Trois cent mille personnes supplémentaires auront sans doute besoin d’aide en raison des dégâts causés par le cyclone Dineo. Alors que la sécheresse a épuisé les réserves alimentaires des ménages, l’aide mise en place atteint seulement 45 pour cent des personnes vulnérables. Dineo, qui a frappé la province côtière d’Inhambane le mois dernier, a affecté près de 551 000 personnes et détruit 27 000 hectares de cultures. Une aide alimentaire et des semences sont requises d’urgence.

 

Rwanda

Nombre de personnes à risque : chiffre inconnu

Le Rwanda n’a pas échappé à la sécheresse de l’an dernier. Les médias ont rapporté qu’entre 50 000 et 100 000 familles avaient souffert d’importantes pertes de récoltes, en particulier dans les districts de l’est et du sud du pays.

Somalie

Nombre de personnes à risque : 6,2 millions

La moitié des Somaliens sont confrontés à une insécurité alimentaire aiguë. Parmi eux, près de trois millions ont besoin d’une aide vitale urgente. L’aggravation de la sécheresse a entraîné des pénuries généralisées d’eau et de pâturages pour le bétail. La malnutrition, les maladies liées aux sécheresses et les déplacements sont tous en hausse et des famines pourraient bientôt être déclarées dans certaines régions du pays.
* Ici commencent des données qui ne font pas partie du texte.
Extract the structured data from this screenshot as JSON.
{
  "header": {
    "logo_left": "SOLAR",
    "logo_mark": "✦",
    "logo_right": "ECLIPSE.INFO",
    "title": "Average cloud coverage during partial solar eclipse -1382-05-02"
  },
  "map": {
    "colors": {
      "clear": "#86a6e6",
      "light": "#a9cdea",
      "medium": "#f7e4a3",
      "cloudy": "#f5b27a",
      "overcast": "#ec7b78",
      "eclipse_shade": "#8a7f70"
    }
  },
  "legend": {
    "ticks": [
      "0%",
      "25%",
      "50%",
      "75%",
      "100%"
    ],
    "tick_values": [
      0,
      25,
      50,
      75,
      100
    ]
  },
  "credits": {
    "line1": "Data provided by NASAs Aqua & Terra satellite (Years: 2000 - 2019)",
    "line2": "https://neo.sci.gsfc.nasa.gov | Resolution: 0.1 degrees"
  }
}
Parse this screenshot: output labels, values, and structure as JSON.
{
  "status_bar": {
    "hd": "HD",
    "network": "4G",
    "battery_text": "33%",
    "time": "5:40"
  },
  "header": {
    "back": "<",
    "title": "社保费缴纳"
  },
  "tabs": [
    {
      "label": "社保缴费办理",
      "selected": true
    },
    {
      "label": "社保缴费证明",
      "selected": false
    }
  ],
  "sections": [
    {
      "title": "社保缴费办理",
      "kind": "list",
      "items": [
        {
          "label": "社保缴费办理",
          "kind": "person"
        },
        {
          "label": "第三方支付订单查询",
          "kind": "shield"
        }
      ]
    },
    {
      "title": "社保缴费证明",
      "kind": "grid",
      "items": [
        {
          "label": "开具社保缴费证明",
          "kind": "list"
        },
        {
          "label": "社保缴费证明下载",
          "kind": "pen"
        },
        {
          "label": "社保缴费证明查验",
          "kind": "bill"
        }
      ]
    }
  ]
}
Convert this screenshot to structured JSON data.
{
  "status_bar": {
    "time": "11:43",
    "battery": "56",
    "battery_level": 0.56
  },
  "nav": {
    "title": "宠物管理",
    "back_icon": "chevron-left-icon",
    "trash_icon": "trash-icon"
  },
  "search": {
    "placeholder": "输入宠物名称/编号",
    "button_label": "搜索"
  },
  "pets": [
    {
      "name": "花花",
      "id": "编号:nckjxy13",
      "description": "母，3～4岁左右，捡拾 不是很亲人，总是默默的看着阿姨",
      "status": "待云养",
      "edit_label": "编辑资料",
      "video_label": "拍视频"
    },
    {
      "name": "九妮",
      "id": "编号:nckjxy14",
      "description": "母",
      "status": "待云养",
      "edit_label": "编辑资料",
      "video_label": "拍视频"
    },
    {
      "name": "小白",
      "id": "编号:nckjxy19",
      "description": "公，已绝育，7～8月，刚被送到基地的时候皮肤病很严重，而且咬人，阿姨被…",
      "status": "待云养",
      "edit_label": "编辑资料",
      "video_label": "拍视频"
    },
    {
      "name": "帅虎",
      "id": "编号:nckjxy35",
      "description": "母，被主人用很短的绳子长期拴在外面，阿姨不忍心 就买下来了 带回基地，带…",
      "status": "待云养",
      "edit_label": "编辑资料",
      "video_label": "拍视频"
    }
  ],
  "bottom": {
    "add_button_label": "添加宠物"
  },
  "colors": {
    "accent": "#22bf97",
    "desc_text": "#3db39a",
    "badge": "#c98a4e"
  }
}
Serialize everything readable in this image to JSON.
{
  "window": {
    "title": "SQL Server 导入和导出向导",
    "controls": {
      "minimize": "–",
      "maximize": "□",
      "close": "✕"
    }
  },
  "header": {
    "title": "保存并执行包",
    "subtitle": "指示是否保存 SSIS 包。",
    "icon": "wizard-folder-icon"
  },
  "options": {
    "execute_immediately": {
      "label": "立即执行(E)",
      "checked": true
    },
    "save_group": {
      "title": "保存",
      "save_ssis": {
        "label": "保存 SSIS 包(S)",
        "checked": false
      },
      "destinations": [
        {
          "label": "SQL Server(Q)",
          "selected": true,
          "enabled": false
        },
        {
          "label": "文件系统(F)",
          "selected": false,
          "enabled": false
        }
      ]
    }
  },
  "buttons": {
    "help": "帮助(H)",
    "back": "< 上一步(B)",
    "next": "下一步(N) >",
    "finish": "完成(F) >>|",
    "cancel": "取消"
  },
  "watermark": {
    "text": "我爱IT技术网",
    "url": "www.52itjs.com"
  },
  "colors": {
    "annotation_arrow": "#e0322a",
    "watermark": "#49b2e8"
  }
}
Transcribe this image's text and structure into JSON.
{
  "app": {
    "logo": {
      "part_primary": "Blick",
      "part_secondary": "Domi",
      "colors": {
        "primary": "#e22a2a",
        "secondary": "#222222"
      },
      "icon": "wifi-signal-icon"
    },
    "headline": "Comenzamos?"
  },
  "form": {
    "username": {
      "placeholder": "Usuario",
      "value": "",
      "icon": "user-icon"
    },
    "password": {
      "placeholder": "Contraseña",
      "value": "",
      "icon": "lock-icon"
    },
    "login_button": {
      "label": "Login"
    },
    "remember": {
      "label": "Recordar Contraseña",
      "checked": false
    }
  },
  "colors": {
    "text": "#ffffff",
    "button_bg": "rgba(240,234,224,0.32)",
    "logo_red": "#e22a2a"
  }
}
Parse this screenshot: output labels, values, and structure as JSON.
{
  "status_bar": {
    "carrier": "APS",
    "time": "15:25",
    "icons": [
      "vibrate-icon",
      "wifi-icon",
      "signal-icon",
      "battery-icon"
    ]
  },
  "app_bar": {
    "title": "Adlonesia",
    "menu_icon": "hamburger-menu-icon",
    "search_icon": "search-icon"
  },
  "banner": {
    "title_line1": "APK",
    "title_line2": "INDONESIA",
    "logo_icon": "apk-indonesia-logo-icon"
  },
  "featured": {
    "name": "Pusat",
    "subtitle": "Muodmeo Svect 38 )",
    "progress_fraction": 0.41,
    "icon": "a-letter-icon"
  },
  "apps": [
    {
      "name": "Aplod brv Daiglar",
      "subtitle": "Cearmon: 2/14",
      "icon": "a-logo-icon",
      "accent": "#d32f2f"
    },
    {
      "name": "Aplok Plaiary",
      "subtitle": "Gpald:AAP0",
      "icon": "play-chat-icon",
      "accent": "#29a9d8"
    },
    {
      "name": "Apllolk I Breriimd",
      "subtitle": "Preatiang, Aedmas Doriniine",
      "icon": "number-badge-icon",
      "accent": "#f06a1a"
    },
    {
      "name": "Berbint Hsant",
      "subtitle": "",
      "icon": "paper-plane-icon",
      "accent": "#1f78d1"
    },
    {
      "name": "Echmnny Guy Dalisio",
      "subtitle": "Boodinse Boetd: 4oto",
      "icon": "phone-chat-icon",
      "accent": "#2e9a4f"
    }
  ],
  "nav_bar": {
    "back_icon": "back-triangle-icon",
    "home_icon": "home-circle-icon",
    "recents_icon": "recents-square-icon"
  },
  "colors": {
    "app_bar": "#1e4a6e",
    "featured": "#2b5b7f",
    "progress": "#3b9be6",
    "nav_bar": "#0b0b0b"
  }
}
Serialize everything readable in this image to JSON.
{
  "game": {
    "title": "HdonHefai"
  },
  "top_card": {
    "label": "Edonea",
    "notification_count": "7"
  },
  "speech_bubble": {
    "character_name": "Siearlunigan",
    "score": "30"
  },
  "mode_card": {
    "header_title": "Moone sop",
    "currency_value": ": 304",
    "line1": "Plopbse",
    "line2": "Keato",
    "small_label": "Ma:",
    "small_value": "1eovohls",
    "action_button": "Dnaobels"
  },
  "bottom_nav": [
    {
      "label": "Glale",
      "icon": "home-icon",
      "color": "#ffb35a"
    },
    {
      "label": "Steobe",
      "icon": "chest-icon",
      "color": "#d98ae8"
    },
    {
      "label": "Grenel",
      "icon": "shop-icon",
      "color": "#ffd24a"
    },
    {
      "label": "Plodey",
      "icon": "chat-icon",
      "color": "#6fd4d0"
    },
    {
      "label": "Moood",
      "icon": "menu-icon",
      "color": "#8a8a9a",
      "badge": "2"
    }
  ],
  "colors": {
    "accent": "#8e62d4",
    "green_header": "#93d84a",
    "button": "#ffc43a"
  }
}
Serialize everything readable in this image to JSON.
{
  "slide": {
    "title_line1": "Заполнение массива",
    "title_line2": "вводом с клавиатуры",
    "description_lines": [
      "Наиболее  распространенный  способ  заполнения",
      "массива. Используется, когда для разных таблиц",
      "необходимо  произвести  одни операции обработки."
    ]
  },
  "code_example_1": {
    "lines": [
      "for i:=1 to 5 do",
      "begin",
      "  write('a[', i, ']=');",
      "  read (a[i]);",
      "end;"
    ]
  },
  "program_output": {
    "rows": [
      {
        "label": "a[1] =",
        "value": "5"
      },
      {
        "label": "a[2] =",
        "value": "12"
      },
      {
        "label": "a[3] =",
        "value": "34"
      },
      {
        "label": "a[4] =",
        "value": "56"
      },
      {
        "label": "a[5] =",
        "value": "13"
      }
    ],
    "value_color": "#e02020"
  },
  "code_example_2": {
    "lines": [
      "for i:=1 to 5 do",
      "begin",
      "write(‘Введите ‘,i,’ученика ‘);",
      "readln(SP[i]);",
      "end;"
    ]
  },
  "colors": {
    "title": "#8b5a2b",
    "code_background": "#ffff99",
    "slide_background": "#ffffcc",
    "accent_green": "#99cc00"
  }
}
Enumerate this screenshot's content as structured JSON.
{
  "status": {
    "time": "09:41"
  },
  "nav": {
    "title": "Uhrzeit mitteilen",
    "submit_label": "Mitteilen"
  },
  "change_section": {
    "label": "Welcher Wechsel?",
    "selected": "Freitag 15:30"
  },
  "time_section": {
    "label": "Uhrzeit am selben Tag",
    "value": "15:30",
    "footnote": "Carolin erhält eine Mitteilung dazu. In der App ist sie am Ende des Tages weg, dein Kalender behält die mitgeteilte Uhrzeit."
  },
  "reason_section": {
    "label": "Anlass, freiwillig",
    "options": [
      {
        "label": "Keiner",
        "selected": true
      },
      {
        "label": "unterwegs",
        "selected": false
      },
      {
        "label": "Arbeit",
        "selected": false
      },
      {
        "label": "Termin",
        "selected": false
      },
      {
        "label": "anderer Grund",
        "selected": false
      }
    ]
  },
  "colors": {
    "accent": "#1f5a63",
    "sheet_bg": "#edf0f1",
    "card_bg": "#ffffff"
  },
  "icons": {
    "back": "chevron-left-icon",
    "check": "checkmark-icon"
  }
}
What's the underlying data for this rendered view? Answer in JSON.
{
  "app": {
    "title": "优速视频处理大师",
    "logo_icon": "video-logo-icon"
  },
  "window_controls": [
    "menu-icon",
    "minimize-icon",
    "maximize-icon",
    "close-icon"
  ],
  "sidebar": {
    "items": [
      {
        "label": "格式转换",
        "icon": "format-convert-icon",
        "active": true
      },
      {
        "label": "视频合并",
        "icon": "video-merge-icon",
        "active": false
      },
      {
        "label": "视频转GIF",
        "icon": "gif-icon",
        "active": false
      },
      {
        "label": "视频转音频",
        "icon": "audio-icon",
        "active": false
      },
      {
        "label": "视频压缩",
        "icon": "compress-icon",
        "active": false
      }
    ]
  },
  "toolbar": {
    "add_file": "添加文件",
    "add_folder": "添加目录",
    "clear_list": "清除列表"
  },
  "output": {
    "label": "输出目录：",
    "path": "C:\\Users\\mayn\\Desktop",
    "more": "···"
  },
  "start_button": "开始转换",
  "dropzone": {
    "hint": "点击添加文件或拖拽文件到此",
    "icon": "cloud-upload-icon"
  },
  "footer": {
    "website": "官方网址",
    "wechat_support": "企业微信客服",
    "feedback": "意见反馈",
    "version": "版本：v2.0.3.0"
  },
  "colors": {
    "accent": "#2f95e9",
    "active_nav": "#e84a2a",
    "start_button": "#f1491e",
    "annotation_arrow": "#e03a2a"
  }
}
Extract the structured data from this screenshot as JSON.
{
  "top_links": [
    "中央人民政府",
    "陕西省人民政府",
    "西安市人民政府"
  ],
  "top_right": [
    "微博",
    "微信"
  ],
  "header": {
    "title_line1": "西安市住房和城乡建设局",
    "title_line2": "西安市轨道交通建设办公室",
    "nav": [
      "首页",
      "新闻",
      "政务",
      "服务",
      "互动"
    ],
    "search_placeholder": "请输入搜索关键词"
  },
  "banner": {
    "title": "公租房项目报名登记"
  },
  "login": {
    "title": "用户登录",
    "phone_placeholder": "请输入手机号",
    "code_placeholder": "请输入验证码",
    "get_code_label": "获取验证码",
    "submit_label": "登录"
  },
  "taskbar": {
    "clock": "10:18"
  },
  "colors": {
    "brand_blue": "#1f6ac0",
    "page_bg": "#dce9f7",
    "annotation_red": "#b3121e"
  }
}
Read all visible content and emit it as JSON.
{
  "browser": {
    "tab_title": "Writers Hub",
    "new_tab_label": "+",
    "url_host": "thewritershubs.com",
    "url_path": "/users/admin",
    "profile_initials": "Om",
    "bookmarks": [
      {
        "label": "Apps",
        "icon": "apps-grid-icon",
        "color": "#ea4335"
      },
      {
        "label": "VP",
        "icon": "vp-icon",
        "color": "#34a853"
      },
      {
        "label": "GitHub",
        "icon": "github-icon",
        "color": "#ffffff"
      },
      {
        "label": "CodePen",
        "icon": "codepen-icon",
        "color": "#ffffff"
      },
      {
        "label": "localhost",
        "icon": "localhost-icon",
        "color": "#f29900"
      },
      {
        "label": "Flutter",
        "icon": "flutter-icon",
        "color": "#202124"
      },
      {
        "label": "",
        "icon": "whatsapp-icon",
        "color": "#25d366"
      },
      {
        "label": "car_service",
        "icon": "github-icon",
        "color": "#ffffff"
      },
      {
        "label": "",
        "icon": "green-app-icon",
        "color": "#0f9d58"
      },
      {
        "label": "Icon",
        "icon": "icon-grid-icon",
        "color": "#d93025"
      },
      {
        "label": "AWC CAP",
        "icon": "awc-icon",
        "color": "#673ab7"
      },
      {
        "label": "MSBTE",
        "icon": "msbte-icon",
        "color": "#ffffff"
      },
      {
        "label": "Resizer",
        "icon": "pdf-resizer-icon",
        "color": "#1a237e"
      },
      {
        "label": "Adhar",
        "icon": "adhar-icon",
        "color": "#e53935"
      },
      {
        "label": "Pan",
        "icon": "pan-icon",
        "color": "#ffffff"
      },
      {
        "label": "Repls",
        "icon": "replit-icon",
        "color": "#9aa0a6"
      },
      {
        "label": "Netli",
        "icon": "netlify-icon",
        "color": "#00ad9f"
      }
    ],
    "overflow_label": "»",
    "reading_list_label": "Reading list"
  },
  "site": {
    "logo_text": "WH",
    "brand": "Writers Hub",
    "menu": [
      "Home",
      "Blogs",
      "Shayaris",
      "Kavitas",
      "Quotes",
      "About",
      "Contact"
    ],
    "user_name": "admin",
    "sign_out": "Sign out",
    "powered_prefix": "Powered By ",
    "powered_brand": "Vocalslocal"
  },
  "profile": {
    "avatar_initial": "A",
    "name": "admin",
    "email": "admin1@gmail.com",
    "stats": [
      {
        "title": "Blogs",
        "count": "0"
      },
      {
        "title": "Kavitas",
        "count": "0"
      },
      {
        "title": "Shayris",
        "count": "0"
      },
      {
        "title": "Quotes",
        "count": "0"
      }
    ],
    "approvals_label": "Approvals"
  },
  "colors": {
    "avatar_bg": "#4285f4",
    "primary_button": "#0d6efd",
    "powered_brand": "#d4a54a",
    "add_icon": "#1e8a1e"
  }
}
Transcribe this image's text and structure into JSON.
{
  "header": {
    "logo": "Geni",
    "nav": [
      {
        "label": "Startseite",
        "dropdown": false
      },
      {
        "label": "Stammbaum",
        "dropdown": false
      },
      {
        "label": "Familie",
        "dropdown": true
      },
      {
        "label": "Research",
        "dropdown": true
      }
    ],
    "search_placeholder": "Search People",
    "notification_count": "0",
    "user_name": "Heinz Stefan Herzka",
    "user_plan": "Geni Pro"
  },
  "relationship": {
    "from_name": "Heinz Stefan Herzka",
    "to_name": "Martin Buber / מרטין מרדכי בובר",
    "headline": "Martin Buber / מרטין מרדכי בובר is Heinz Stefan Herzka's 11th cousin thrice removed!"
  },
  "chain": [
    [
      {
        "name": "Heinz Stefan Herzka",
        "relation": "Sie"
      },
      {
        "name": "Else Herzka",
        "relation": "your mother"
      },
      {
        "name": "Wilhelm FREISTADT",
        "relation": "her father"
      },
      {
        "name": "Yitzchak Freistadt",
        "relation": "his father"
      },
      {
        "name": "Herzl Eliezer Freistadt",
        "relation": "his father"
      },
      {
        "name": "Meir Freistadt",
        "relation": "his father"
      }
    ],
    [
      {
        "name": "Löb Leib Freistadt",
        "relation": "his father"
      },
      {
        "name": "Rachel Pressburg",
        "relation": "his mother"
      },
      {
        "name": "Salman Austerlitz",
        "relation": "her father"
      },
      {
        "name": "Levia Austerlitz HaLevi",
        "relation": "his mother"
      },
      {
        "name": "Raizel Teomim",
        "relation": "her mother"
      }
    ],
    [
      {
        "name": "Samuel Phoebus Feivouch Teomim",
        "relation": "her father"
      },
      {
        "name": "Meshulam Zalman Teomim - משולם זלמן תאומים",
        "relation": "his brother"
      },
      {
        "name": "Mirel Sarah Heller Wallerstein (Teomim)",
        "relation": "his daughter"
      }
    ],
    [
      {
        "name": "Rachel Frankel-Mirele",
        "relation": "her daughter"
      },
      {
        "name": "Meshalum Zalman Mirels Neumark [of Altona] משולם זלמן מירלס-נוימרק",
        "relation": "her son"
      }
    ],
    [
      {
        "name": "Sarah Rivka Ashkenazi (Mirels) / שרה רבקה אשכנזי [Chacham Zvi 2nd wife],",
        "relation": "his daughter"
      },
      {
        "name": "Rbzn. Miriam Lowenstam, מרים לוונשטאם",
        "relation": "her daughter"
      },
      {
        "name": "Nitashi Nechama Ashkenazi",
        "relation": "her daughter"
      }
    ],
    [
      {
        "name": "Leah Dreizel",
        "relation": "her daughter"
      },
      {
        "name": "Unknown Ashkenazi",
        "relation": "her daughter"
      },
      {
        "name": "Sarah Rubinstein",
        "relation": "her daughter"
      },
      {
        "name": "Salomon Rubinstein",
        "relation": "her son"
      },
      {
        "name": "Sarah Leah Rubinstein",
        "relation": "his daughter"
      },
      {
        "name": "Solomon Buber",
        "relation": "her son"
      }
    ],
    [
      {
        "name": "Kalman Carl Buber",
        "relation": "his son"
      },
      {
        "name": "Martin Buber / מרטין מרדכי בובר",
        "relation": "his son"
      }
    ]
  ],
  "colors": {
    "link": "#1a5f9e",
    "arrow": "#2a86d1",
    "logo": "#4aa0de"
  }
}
L’insurrection d’Al-Shabab complique en outre l’accès aux populations vulnérables.

Soudan

Nombre de personnes à risque : 4,6 millions

Le Soudan est aux prises avec des précipitations imprévisibles et un problème de désertification. L’épisode de 2015 d’El Niño a été particulièrement rude et il a continué de se faire sentir dans l’est du pays en 2016. L’insécurité alimentaire est aussi liée aux conflits, en particulier dans les États du Darfour, du Kordofan méridional et du Nil Bleu.

Swaziland

Nombre de personnes à risque : 638 000

La sécheresse de 2016 a dévasté le Swaziland et plongé environ 638 251 personnes dans l’insécurité alimentaire. Au plus fort de la saison de soudure, les prix des denrées alimentaires de base demeurent élevés. Les prévisions tablent sur des pluies moyennes ou supérieures à la moyenne, mais la productivité des ménages risque d’être plus faible qu’à l’habitude.

Tanzanie

Nombre de personnes à risque : chiffre inconnu

Les médias ont rapporté de mauvaises récoltes et des pertes de bétail. Un haut fonctionnaire de la région de Manyara, dans le nord du pays, a réagi en mettant sur le marché des réserves alimentaires d’urgence. Le gouvernement résiste aux appels en faveur de la déclaration de l’état d’urgence.

Ouganda

Nombre de personnes à risque : + de 390 000

Les stocks alimentaires sont dangereusement bas dans la province du Karamoja, dans le nord-est du pays. Entre juillet et novembre de l’an dernier, 390 000 personnes étaient en situation de crise ou d’urgence alimentaire. Parmi elles, seules 200 000 recevaient une aide. Les conditions sont aussi très mauvaises aux environs d’Arua, dans le nord-ouest. Deux saisons consécutives de mauvaises pluies ont affecté la production dans la majeure partie du pays et les prix des denrées de base augmentent.

Zimbabwe

Nombre de personnes à risque : 4,1 millions

La moitié de la population rurale aura besoin d’une aide alimentaire jusqu’à la fin de la saison de soudure, en mars, en raison des sécheresses consécutives liées à El Niño. La crise est aggravée par le faible pouvoir d’achat de la population locale, la diminution des envois de fonds en provenance de l’Afrique du Sud et les prix élevés des denrées alimentaires. Les précipitations ont été bonnes au cours des deux derniers mois, mais une pénurie d’engrais sévit dans le pays. Une infestation de légionnaire uniponctuée, un insecte nuisible difficile à contrôler, a également dévasté des cultures un peu partout sur le territoire.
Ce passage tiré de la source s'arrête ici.